Prime Minister Ehud Olmert has lost the trust of his party and more importantly, the public's trust, in the latest corruption affair under which he is being investigated.
In a survey conducted Tuesday night, after key witness Morris Talansky delivered his testimony, 70 percent of those polled said they do not believe Olmert's version that the money he received from the American businessman went only for his election campaigns.
What is even worse for him, 51 percent of his own party's voters don't believe him either.
Olmert's lawyers are right: According to the law, it is not at all clear whether there is something illegal in Olmert's dealings with his own private bank, the "Talansky Bank."
It is certainly worth waiting for the cross examination on July 17. It is likely to reveal contradictions about the sums of money, or to refute a story or two like the luxurious family vacation in Italy, which Olmert's attorneys claim never happened.
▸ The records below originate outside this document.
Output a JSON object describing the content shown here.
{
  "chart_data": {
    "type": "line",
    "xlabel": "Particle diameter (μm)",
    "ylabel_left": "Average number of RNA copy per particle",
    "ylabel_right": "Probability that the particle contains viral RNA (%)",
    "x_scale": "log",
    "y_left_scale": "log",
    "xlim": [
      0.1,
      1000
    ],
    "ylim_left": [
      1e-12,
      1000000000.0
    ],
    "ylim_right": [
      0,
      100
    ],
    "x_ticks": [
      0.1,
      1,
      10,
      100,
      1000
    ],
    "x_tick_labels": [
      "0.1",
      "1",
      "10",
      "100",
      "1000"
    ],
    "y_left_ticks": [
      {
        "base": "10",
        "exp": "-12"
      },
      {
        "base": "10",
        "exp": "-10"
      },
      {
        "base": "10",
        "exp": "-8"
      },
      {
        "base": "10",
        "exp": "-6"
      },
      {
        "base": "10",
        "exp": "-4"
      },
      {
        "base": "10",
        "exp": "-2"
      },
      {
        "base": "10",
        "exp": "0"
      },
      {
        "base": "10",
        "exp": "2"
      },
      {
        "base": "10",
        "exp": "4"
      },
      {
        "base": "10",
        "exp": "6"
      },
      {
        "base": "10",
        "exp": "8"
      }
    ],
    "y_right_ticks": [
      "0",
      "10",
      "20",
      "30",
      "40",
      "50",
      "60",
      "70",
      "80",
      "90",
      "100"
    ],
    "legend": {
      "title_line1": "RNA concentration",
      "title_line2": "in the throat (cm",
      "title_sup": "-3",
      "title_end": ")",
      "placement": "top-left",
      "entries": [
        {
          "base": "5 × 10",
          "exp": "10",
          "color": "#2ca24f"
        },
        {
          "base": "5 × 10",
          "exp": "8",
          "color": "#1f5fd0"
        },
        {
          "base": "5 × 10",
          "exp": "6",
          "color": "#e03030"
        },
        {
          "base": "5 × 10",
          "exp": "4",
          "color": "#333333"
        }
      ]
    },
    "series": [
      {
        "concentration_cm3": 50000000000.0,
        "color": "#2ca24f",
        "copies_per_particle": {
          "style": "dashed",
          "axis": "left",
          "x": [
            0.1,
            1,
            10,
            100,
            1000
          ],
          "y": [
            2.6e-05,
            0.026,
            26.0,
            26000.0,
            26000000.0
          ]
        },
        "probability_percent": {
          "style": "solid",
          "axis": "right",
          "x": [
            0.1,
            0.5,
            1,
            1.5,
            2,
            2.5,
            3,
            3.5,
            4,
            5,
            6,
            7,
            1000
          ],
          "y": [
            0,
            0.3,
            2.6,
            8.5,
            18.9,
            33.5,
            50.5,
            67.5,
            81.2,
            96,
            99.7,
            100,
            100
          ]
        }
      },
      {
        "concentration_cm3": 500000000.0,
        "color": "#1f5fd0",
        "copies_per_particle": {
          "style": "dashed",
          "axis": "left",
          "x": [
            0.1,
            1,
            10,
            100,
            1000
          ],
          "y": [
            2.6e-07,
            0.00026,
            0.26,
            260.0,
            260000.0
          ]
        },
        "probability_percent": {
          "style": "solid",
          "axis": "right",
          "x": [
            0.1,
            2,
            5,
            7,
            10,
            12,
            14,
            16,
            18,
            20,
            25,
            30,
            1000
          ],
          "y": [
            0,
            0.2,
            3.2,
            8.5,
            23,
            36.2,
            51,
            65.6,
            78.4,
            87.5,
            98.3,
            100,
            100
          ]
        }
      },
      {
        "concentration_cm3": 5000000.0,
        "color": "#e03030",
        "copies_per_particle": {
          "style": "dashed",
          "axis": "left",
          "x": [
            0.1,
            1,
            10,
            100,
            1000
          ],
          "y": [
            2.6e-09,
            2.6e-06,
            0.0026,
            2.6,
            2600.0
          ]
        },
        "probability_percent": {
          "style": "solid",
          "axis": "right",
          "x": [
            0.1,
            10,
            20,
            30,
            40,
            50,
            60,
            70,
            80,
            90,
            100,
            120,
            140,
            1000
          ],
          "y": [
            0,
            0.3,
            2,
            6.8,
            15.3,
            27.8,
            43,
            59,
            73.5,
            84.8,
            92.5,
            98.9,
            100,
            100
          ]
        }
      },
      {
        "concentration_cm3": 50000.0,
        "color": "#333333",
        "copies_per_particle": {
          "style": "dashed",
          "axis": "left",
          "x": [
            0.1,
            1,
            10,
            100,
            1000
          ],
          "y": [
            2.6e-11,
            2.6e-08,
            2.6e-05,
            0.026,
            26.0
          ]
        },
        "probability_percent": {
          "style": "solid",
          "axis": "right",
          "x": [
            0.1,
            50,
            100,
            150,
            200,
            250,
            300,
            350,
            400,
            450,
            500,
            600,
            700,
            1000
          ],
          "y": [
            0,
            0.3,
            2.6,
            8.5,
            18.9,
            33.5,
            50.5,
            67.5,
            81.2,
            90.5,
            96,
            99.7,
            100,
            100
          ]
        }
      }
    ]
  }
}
But no cross examination, no matter how brilliant and effective it may be, will save the politician Ehud Olmert. It will not polish his image nor remove the stench rising from the description of his relationship with Talansky. It will never return Olmert to the days before the investigation.
Publicly, Olmert is finished. There is no going back. Talansky's initial testimony Tuesday in the Jerusalem District Court will forever hover like a toxic cloud over the prime minster, wherever he goes - until he finally goes.
That is the small difference between a newspaper headline and testimony under oath in court.
The suspicions against Ariel Sharon in the Greek Island and Cyril Kern affairs were no less serious, maybe even more so. But the Sharon investigations never reached the courtroom. And, in any case, people were willing to forgive Sharon for anything.
His heir, Olmert, is now considered politically dead. In the political arena and in his party, Kadima, he no longer counts. So what are they counting? The money hidden in the envelopes that he took, according to Talansky, well after the primary elections ended.
The story that unfolded Tuesday in the Jerusalem courtroom was a guide to the good life, Olmert-style: luxury suites, fountain pens, cigars, first-class flights and the fixer who paid for it all.
In the best possible light, Olmert is a crass hedonist. In the worst, there are various crimes hiding inside the story, which the prosecution will decide on, when it is ready. No one was ever forced out of office for hedonism, but what makes the situation unbearable is the cash, the green bills that passed from Talansky to Olmert for such a long time without being reported, without accounting and without a trace - except for what was written in Shula Zaken's diaries.
It is hard to say whether Tuesday's testimony will have immediate political effects. It is likely that it won't. Ehud Barak does not intend to quit the government in the foreseeable future, and Tzipi Livni will not quit. They will leave Olmert twisting in the wind.
Olmert's confidantes asked Tuesday what was the difference between his case and that of Benjamin Netanyahu's pleasure trips to London and Paris, which were also paid for with huge sums by various millionaires. Why, asked Olmert's friends, did Bibi get out of it cheaply, while Olmert is being pursued by the prosecution?
Sooner or later, when Olmert will be a former prime minister, he will sit at home and wonder why he needed all this disgusting trouble. But it will be too late.